Wer Aufzählungen, Nummerierungen und Gliederungen von Microsoft Word her gewohnt ist, kann beim Umstieg auf das Open Source Programm OpenOffice.org Writer zunächst verzweifeln. Doch der Umstieg lohnt sich: Auch beim Umgang mit Nummerierungen aller Art zeigt sich Writer stabiler und flexibler als MS Word. Um davon zu profitieren, muss man sich jedoch erst einmal mit der etwas anderen Denkweise von Open Office vertraut machen. Wir helfen beim Einstieg.
Begriffs-Wirrwarr um "Vorlagen"
Grundlage für die alltägliche Arbeit in Writer sind sog. Vorlagen. Nutzer von Microsoft Word kennen diesen Begriff auch. Bei Word ist die Rede von Dokumentenvorlagen und Formatvorlagen. Auch bei OpenOffice werden diese Begriffe verwandt, häufig wird aber auch für beides der einfache Begriff "Vorlage" benutzt - was die Verwirrung nicht gerade beseitigt. Benutzer der englischsprachigen Versionen von Word und Writer haben es etwas leichter: Template (Dokument(en)vorlage) und Style (Formatvorlage) lassen die Unterschiede zwischen diesen Arbeitsmitteln eher anklingen.
Um keine Missverständnisse aufkommen zu lassen, beginnen wir mit einer kleinen Begriffsklärung: Unter Dokumentenvorlage versteht man ein Muster (in Form einer Datei), dessen Eigenschaften auf das neu zu erstellende Dokument übertragen werden. Bei Word und Writer basiert jedes Dokument auf einer Dokumentvorlage. Einige Dokumentenvorlagen werden mitgeliefert, z. B. für Faxe und Briefe, weitere können jederzeit erstellt werden. Die Entsprechung hierfür heißt bei OpenOffice.org manchmal "Templates" und manchmal "Dokumentvorlage".
Mit Hilfe von Formatvorlagen dagegen werden einzelne Textteile einheitlich formatiert.
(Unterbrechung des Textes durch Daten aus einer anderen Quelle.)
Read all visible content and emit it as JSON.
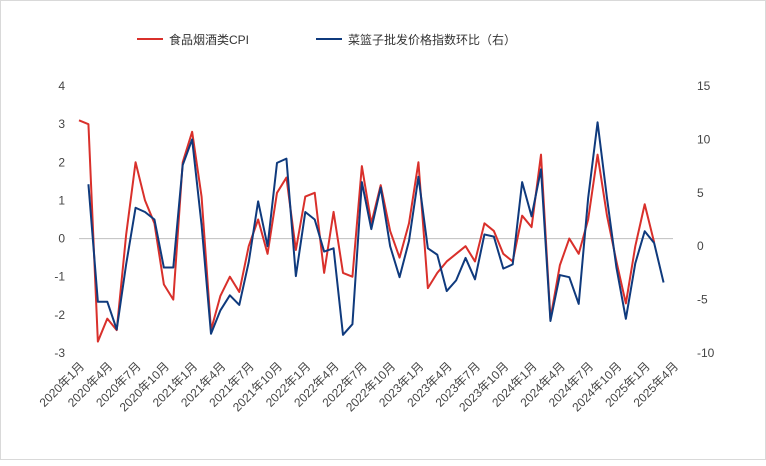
{
  "chart_data": {
    "type": "line",
    "x": [
      "2020年1月",
      "2020年2月",
      "2020年3月",
      "2020年4月",
      "2020年5月",
      "2020年6月",
      "2020年7月",
      "2020年8月",
      "2020年9月",
      "2020年10月",
      "2020年11月",
      "2020年12月",
      "2021年1月",
      "2021年2月",
      "2021年3月",
      "2021年4月",
      "2021年5月",
      "2021年6月",
      "2021年7月",
      "2021年8月",
      "2021年9月",
      "2021年10月",
      "2021年11月",
      "2021年12月",
      "2022年1月",
      "2022年2月",
      "2022年3月",
      "2022年4月",
      "2022年5月",
      "2022年6月",
      "2022年7月",
      "2022年8月",
      "2022年9月",
      "2022年10月",
      "2022年11月",
      "2022年12月",
      "2023年1月",
      "2023年2月",
      "2023年3月",
      "2023年4月",
      "2023年5月",
      "2023年6月",
      "2023年7月",
      "2023年8月",
      "2023年9月",
      "2023年10月",
      "2023年11月",
      "2023年12月",
      "2024年1月",
      "2024年2月",
      "2024年3月",
      "2024年4月",
      "2024年5月",
      "2024年6月",
      "2024年7月",
      "2024年8月",
      "2024年9月",
      "2024年10月",
      "2024年11月",
      "2024年12月",
      "2025年1月",
      "2025年2月",
      "2025年3月",
      "2025年4月"
    ],
    "tick_labels": [
      "2020年1月",
      "2020年4月",
      "2020年7月",
      "2020年10月",
      "2021年1月",
      "2021年4月",
      "2021年7月",
      "2021年10月",
      "2022年1月",
      "2022年4月",
      "2022年7月",
      "2022年10月",
      "2023年1月",
      "2023年4月",
      "2023年7月",
      "2023年10月",
      "2024年1月",
      "2024年4月",
      "2024年7月",
      "2024年10月",
      "2025年1月",
      "2025年4月"
    ],
    "series": [
      {
        "name": "食品烟酒类CPI",
        "axis": "left",
        "color": "#d9302b",
        "values": [
          3.1,
          3.0,
          -2.7,
          -2.1,
          -2.4,
          0.1,
          2.0,
          1.0,
          0.4,
          -1.2,
          -1.6,
          2.0,
          2.8,
          1.1,
          -2.4,
          -1.5,
          -1.0,
          -1.4,
          -0.2,
          0.5,
          -0.4,
          1.2,
          1.6,
          -0.3,
          1.1,
          1.2,
          -0.9,
          0.7,
          -0.9,
          -1.0,
          1.9,
          0.4,
          1.4,
          0.2,
          -0.5,
          0.4,
          2.0,
          -1.3,
          -0.9,
          -0.6,
          -0.4,
          -0.2,
          -0.6,
          0.4,
          0.2,
          -0.4,
          -0.6,
          0.6,
          0.3,
          2.2,
          -2.1,
          -0.7,
          0.0,
          -0.4,
          0.5,
          2.2,
          0.6,
          -0.6,
          -1.7,
          -0.2,
          0.9,
          -0.1,
          null,
          null
        ]
      },
      {
        "name": "菜篮子批发价格指数环比（右）",
        "axis": "right",
        "color": "#0f3a7d",
        "values": [
          null,
          5.8,
          -5.2,
          -5.2,
          -7.8,
          -1.7,
          3.6,
          3.2,
          2.5,
          -2.0,
          -2.0,
          7.6,
          10.0,
          2.0,
          -8.2,
          -6.0,
          -4.6,
          -5.5,
          -1.5,
          4.2,
          0.0,
          7.8,
          8.2,
          -2.8,
          3.2,
          2.5,
          -0.5,
          -0.2,
          -8.3,
          -7.3,
          6.0,
          1.6,
          5.5,
          0.0,
          -2.9,
          0.5,
          6.5,
          -0.2,
          -0.8,
          -4.2,
          -3.2,
          -1.1,
          -3.1,
          1.1,
          0.9,
          -2.1,
          -1.7,
          6.0,
          2.8,
          7.2,
          -7.0,
          -2.7,
          -2.9,
          -5.4,
          4.5,
          11.6,
          4.5,
          -2.0,
          -6.8,
          -1.6,
          1.4,
          0.3,
          -3.4,
          null
        ]
      }
    ],
    "y_left": {
      "ticks": [
        "-3",
        "-2",
        "-1",
        "0",
        "1",
        "2",
        "3",
        "4"
      ],
      "range": [
        -3,
        4
      ]
    },
    "y_right": {
      "ticks": [
        "-10",
        "-5",
        "0",
        "5",
        "10",
        "15"
      ],
      "range": [
        -10,
        15
      ]
    },
    "legend": [
      "食品烟酒类CPI",
      "菜篮子批发价格指数环比（右）"
    ],
    "legend_position": "top"
  }
}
Bei Word waren lange nur die folgenden zwei Möglichkeiten vorgesehen: Formatvorlagen, die zeichenorientiert sind, und Formatvorlagen für die Gestaltung von Absätzen. Am häufigsten werden Absatzformatvorlagen verwandt. Damit lassen sich z. B. Zeilenabstände, Einzüge, aber auch die Schriftart und die Schriftgröße festlegen. Entsprechend wurden auch Nummerierungen bei Word nicht in eigenständigen Formatvorlagen behandelt, sondern mussten mit Hilfe der Zeichen- oder Absatzvorlagen bewältigt werden. Erst mit Word 2002 (XP) wurden sog. Listenformatvorlagen eingeführt. Bei allen Vorversionen (und aus der Gewohnheit heraus auch oft noch mit Word 2002) benutzen Word-Anwender zwei Wege: Nummerierungen und Aufzählungen (Bullets) können "ad hoc" und eher zeichenorientiert über das Untermenü Format--> Nummerierungen und Aufzählungszeichen bzw. die Formatierungspalette bearbeitet werden. Alternativ kann man bei Word eine Absatzformatvorlage so verändern, dass dem Absatz eine Nummerierung zugeordnet wird. Diese Variante wird häufig dann eingesetzt, wenn Kapitel oder Überschriften durchnummeriert werden sollen.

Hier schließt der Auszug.